I generally have my parents start by giving the medicine seven days a week and through the holidays but after the dose has been established and things are going well, I will allow them to take drug “holidays”, which is where the child doesn’t have to take the medicine on days when focus is less important. This is not true for all doctors, so please ask your doctor before you do this.  I often find that parents realize how significantly these medicines help their children and continue to give them every day.

One of the major factors in determining which medication to start with is the delivery method.  Many of the medicines come only in pill form.  Daytrana comes in a patch form and can be placed each morning and removed at the end of the day.  I find that getting the child to keep the patch on is difficult and for this reason I tend not to use it very commonly.  For my children who cannot swallow pills, I tend to recommend Vyvanse because the capsules can be opened and sprinkled.  There is a new liquid version of a stimulant medicine being released but I am still researching and learning about it at this time.

Non-Stimulants

There are three major medicines in this class that I will discuss here: atomoxetine (Straterra), Intuniv (guanficine) and clonidine (Kapvay).

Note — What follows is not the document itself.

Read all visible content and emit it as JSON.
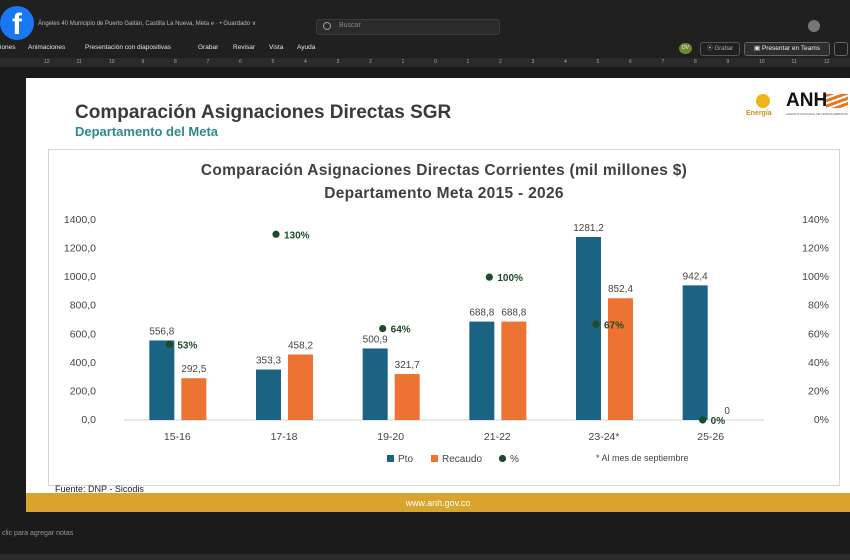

Straterra was initially developed to be an anti-depressent but it was a terrible anti-depressent and got a second life as an ADHD medication.  It works very similarly to a group of antidepressants called SSRIs and needs to be taken every day.  You cannot take days off because the level of medicine in your body drops and you start over at the bottom when you start to take it again.  I personally have found this medicine to be more effective in children with mild ADHD or with mostly inattentive subtype of ADHD but generally not as effective as the stimulants for either.  I find myself using it most commonly in children who cannot tolerate stimulants because of side effects or in children whom their parents choose not to use a stimulant.

Intuniv and Clonidine are both old blood pressure medicines that are currently used for ADHD. They can both be used individually as treatment for ADHD but I most commonly use them as add-on therapy for children who need a little more help than their stimulants are providing.  Kapvay (long acting clonidine) and Intuniv are both long acting and provide benefit through the whole day.  Short acting clonidine can be used at bed time to help children go to sleep who are having difficulties with this on their stimulants.

Now that we’ve looked at the different cases, here’s my summary on dosages:

  • My preference is to start with a stimulant unless there is a concern from the family or myself about how the child will tolerate the medicine.
  • If there is an issue with the stimulants, I will switch to non-stimulants.
  • If I cannot increase the dose of stimulant medicine because of side effects, I will add on a non-stimulant such as Intuniv or Kapvay.